Entre. Ahí estaremos más frescos.

Gracias. Es un lugar bonito.

El niño desenfundó el cuchillo y lo clavó en la espalda del cura, justo en el pulmón. Sacó el arma, manchada de sangre, y asestó la segunda puñalada en el riñón. El sacerdote se desplomó en silencio. Quizá tuvo tiempo de entender que había fallado.

Usaron el mismo machete que la primera vez. Pero se ocuparon mejor de los miembros cercenados: los refrigeraron. El niño corrió hasta el triciclo. Escaneó el contenido y se dio cuenta de las monedas. Su papá había atinado una vez más: “Si es cura, lleva plata. No hay sotana pobre y menos ahora que andan huyendo”.

El crío pudo desencriptar la bodega del triciclo con cierta facilidad. Al ver las monedas se echó a reír. No solo tendrían para pagar el nuevo trasplante, podrían ir a la ciudad y dejar ese paraje de mierda, caliente, arenoso, olvidado.
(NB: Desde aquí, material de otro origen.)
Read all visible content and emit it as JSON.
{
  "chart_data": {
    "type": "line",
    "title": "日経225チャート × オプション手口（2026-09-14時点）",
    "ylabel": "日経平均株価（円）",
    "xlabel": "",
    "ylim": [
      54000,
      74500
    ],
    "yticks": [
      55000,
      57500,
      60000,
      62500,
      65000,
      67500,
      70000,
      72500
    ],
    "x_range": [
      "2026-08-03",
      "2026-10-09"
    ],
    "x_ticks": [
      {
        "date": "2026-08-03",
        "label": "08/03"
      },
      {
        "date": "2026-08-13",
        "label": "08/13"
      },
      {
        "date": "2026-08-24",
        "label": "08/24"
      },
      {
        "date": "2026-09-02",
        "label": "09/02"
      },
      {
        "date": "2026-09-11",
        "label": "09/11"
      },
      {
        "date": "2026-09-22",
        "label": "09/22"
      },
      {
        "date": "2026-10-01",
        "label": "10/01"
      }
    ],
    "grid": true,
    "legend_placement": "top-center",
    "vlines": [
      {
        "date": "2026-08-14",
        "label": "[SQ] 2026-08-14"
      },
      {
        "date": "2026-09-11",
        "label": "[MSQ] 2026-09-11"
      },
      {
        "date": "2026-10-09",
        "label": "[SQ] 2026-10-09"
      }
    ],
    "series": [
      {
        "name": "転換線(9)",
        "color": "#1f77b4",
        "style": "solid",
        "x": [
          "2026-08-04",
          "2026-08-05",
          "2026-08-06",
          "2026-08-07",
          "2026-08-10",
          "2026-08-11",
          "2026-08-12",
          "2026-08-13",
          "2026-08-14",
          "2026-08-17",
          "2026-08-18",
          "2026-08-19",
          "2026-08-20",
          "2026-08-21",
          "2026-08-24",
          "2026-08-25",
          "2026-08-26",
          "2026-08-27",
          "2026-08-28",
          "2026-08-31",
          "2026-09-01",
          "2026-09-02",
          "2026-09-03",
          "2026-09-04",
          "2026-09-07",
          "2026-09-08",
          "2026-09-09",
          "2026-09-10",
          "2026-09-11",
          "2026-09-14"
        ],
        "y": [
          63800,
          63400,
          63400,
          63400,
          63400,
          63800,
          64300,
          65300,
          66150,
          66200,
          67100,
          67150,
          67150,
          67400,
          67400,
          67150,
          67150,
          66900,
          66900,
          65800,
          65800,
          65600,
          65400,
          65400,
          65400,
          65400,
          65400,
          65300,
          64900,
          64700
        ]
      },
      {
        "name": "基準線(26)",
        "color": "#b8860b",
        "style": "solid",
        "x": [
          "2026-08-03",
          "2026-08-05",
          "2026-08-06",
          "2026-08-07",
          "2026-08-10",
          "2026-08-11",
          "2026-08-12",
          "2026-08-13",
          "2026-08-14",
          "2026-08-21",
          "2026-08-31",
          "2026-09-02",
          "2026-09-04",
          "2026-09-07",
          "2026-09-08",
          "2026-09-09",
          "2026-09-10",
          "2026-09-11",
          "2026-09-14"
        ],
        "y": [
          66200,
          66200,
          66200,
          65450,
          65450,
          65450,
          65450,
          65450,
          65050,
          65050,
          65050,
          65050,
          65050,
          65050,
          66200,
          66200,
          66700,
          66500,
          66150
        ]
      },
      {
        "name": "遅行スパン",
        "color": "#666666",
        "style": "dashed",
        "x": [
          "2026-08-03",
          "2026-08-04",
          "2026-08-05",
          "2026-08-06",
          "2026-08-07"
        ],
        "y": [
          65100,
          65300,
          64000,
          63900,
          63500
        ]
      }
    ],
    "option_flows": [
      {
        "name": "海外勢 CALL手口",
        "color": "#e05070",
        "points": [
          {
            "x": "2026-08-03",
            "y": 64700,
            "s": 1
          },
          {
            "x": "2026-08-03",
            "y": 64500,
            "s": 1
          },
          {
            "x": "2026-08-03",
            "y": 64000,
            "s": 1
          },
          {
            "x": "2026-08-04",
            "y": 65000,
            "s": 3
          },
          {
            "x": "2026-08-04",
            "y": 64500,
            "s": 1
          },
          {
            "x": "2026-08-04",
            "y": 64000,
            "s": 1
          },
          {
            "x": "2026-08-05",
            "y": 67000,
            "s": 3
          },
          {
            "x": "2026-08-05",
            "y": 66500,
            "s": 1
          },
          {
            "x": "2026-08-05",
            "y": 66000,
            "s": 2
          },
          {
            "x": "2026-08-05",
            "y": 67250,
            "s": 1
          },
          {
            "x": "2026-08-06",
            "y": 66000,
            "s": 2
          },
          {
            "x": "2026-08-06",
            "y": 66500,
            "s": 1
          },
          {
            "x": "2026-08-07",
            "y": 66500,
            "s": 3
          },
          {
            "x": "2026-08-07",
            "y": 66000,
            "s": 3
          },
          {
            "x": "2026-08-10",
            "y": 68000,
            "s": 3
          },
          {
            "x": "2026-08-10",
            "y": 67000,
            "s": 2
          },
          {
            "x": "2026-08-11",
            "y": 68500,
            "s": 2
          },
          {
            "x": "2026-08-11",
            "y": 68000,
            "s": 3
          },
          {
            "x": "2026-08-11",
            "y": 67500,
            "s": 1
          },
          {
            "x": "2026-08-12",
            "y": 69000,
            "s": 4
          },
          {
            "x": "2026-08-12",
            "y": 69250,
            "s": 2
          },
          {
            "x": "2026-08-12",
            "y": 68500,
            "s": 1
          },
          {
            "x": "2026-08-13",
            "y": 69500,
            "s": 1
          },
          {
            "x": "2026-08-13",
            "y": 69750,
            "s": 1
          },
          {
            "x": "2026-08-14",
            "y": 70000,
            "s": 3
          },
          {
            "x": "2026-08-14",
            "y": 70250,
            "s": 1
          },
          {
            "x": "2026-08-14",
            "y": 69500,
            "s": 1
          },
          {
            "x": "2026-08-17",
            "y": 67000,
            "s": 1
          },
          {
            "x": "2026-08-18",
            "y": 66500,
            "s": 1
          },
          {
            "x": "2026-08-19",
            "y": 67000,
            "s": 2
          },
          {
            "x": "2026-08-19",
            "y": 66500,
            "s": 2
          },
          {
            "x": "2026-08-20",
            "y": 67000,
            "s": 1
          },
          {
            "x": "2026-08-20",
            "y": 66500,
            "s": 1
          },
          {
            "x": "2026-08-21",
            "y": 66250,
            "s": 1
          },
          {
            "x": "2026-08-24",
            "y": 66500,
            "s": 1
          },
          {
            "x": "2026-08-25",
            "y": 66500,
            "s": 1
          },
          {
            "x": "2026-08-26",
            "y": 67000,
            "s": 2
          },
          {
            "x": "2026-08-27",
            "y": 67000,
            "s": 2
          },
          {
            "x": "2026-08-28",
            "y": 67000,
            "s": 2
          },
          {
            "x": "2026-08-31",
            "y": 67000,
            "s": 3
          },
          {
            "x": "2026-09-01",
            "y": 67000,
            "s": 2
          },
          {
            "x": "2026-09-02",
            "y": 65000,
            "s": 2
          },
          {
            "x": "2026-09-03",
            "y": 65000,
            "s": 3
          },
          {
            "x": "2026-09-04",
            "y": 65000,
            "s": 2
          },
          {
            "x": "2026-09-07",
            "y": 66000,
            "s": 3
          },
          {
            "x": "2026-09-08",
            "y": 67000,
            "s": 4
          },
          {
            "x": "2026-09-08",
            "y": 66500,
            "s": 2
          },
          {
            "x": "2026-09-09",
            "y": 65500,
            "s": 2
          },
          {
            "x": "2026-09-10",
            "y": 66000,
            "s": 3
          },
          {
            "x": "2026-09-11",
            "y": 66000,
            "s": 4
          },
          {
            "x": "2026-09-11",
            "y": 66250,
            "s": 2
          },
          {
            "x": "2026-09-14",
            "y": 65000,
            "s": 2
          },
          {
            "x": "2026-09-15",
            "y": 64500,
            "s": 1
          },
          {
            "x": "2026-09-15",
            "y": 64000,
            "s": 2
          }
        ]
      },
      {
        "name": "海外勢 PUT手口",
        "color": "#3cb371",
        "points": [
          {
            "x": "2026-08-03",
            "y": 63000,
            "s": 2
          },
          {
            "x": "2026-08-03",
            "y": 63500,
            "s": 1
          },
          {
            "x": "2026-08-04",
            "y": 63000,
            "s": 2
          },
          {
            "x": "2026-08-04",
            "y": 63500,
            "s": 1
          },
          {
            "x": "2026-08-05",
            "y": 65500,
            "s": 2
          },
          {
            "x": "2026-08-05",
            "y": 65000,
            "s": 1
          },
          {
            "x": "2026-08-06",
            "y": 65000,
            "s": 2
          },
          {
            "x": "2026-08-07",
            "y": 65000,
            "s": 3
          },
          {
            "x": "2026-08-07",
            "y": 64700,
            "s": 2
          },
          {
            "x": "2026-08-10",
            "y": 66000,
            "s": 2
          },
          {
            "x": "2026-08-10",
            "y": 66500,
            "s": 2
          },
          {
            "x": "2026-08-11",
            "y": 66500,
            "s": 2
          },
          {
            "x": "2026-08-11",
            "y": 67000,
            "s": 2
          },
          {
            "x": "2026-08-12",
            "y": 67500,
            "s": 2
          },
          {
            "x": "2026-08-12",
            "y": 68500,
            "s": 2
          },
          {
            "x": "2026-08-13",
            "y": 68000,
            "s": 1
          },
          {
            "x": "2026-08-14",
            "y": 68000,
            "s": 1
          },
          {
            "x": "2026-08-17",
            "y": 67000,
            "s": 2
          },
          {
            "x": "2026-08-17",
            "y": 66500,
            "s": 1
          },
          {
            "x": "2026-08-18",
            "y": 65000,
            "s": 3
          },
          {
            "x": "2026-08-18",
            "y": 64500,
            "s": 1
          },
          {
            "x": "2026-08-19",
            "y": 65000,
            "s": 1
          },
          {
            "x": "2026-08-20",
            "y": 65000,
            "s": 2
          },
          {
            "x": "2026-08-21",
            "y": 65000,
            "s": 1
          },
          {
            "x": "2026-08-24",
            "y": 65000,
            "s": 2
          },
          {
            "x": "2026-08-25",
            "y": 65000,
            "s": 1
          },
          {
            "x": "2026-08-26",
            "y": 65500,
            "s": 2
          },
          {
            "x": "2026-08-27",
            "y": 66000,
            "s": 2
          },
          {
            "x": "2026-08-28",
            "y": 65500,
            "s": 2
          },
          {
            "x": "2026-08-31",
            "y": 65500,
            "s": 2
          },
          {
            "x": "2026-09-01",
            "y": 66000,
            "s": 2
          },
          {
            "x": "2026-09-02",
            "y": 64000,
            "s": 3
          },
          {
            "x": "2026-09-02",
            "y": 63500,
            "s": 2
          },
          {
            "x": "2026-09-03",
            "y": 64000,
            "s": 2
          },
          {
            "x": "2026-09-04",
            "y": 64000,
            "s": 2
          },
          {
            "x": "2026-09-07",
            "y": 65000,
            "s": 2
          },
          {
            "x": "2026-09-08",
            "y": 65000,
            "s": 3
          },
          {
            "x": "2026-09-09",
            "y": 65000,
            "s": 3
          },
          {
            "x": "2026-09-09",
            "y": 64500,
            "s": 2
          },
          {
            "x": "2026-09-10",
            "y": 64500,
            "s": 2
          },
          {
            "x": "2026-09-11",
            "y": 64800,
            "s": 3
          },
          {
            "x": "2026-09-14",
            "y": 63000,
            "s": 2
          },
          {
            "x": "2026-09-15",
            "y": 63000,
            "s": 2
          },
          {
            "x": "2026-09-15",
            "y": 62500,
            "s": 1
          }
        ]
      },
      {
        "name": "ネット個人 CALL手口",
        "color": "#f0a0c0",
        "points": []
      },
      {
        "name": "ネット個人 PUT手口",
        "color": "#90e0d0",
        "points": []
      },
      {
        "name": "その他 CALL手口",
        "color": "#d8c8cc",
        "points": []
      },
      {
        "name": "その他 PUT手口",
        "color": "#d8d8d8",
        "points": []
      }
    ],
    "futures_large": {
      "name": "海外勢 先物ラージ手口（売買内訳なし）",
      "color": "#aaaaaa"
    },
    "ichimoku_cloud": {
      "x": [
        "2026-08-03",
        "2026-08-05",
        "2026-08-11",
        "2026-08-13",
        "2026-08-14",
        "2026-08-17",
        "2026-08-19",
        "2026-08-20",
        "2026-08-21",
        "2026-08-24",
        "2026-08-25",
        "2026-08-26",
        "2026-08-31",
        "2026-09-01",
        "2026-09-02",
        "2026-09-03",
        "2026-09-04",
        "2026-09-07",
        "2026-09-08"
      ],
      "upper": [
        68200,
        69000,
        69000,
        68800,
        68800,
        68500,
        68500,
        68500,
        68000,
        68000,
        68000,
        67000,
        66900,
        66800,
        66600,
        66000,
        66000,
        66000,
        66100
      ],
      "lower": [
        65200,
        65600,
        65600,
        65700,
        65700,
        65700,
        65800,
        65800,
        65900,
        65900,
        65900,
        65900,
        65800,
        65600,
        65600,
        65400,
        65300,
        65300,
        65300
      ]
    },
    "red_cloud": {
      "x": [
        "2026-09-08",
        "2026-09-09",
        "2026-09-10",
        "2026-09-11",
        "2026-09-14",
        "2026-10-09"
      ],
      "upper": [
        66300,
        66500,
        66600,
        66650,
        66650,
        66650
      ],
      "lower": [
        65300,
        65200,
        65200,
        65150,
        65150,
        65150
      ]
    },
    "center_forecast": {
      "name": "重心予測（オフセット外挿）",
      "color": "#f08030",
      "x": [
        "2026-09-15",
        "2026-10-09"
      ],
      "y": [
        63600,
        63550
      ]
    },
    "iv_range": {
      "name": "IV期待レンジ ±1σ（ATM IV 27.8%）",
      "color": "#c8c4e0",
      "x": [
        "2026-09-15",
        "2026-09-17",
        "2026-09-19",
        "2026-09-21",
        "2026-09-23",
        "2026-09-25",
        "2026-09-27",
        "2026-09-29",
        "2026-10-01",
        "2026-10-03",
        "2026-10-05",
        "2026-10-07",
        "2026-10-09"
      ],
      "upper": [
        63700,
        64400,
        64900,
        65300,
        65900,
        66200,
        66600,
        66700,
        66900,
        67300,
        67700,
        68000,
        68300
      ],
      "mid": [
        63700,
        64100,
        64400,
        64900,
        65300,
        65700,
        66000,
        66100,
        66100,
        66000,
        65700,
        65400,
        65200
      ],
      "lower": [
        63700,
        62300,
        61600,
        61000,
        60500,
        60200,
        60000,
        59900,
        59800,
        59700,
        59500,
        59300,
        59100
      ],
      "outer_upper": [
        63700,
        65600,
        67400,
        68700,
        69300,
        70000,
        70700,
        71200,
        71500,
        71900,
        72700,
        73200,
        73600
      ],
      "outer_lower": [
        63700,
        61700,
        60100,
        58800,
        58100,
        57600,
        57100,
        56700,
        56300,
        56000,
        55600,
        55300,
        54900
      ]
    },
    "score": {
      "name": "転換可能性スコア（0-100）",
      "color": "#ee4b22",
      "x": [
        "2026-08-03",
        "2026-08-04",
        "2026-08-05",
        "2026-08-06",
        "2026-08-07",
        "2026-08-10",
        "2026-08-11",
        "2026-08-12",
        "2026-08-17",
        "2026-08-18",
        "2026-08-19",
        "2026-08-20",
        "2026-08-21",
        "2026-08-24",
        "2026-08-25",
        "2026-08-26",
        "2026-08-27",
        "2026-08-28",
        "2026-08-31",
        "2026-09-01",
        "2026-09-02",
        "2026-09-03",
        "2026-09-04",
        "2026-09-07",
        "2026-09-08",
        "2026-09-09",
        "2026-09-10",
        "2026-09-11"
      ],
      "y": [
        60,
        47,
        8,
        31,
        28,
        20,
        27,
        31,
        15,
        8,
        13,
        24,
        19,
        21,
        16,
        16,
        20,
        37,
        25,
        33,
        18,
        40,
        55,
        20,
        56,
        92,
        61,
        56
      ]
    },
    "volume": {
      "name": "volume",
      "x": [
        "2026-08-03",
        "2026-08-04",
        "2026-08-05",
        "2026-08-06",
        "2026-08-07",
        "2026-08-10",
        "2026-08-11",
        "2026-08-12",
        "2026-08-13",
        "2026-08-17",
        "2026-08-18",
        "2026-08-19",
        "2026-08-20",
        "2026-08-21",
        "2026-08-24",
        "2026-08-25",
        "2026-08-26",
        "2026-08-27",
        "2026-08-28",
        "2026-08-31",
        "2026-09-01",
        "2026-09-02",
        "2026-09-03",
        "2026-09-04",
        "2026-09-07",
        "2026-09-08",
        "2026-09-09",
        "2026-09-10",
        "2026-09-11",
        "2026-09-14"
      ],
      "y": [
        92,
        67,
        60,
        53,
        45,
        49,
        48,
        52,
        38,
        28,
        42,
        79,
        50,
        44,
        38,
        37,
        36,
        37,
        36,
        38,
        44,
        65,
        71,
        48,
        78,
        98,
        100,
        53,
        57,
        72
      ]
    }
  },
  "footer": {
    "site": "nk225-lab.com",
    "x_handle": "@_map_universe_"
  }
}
Regresó a la caseta. Encendió el reconstructor de miembros, colocó las manos del sacerdote en el compartimiento. Hizo el pago y dejó que la máquina hiciera el resto. Esta vez tendría que salir bien. Los miembros eran frescos y fríos. La última vez tardaron en refrigerarlos porque tuvieron que espantar a las hienas, con el tiempo se gangrenaron. Además, en el segundo intento, con las monedas pagaron una capa especial que ayudaría al organismo receptor a asimilar los órganos extraños.

Esta vez saldrá bien, papá.

Sabes muchas cosas, muchacho. Estoy muy orgulloso de ti.

El niño sonrió.

Toma el resto de las monedas, el triciclo y llega a la ciudad, muchacho.

No te quiero dejar atrás.

Ya con las manos nuevas me puedo valer, no te preocupes. Ve a la ciudad, hazte amigo de los reformadores, son los que mandan ahora. Necesitan valientes y listos como tú. Tienes un gran futuro, muchacho. No lo desperdicies.

¿Vendrás a visitarme?

Lo haré. Palabra de Dios.

¿Qué hacemos con los tres libros?

Déjalos. Venderé un par, el otro lo usaré como papel sanitario. Las hojas son suaves.

Se dieron un abrazo rápido. El niño trepó en el triciclo, había tenido fuerza suficiente para sacar el cuerpo, subirlo al vehículo. Pronto lo abandonaría en la arena para el festín de hienas y buitres. El viejo lo vio perderse en el horizonte, entre las dunas, que a esa hora lucían especialmente rojizas.